VersaViT: Enhancing MLLM Vision Backbones via Task-Guided Optimization
This work addresses the need for more robust vision backbones in multimodal AI systems, offering an incremental improvement by enhancing existing MLLM encoders for better dense prediction capabilities.
The paper tackled the problem of MLLM vision encoders having suboptimal dense feature representations for classic vision tasks like semantic segmentation and depth estimation, and proposed VersaViT, a multi-task framework that improved performance across various downstream tasks, yielding a versatile backbone for both language and pixel-level understanding.
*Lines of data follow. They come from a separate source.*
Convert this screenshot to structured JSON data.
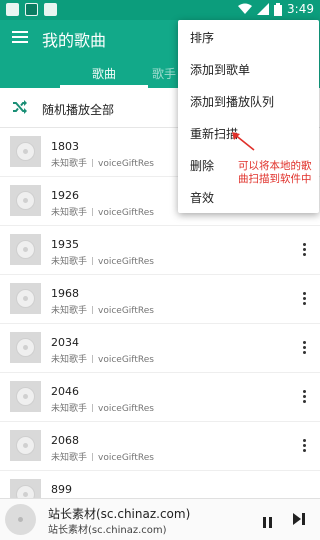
{
  "status_bar": {
    "time": "3:49",
    "icons": [
      "notification-square-icon",
      "image-icon",
      "notification-square-icon",
      "wifi-icon",
      "signal-icon",
      "battery-icon"
    ]
  },
  "toolbar": {
    "title": "我的歌曲",
    "menu_icon": "hamburger-menu-icon"
  },
  "tabs": [
    {
      "label": "歌曲",
      "active": true
    },
    {
      "label": "歌手",
      "active": false
    }
  ],
  "shuffle": {
    "icon": "shuffle-icon",
    "label": "随机播放全部"
  },
  "songs": [
    {
      "title": "1803",
      "artist": "未知歌手",
      "album": "voiceGiftRes"
    },
    {
      "title": "1926",
      "artist": "未知歌手",
      "album": "voiceGiftRes"
    },
    {
      "title": "1935",
      "artist": "未知歌手",
      "album": "voiceGiftRes"
    },
    {
      "title": "1968",
      "artist": "未知歌手",
      "album": "voiceGiftRes"
    },
    {
      "title": "2034",
      "artist": "未知歌手",
      "album": "voiceGiftRes"
    },
    {
      "title": "2046",
      "artist": "未知歌手",
      "album": "voiceGiftRes"
    },
    {
      "title": "2068",
      "artist": "未知歌手",
      "album": "voiceGiftRes"
    },
    {
      "title": "899",
      "artist": "",
      "album": ""
    }
  ],
  "popup_menu": {
    "items": [
      "排序",
      "添加到歌单",
      "添加到播放队列",
      "重新扫描",
      "删除",
      "音效"
    ]
  },
  "annotation": {
    "text": "可以将本地的歌曲扫描到软件中",
    "color": "#e0302a"
  },
  "player": {
    "title": "站长素材(sc.chinaz.com)",
    "artist": "站长素材(sc.chinaz.com)",
    "pause_icon": "pause-icon",
    "next_icon": "skip-next-icon"
  },
  "colors": {
    "primary": "#12a989",
    "status_bar": "#0c9d7c",
    "annotation": "#e0302a"
  }
}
Multimodal Large Language Models (MLLMs) have recently achieved remarkable success in visual-language understanding, demonstrating superior high-level semantic alignment within their vision encoders. An important question thus arises: Can these encoders serve as versatile vision backbones, capable of reliably performing classic vision-centric tasks as well? To address the question, we make the following contributions: (i) we identify that the vision encoders within MLLMs exhibit deficiencies in their dense feature representations, as evidenced by their suboptimal performance on dense prediction tasks (e.g., semantic segmentation, depth estimation); (ii) we propose VersaViT, a well-rounded vision transformer that instantiates a novel multi-task framework for collaborative post-training. This framework facilitates the optimization of the vision backbone via lightweight task heads with multi-granularity supervision; (iii) extensive experiments across various downstream tasks demonstrate the effectiveness of our method, yielding a versatile vision backbone suited for both language-mediated reasoning and pixel-level understanding.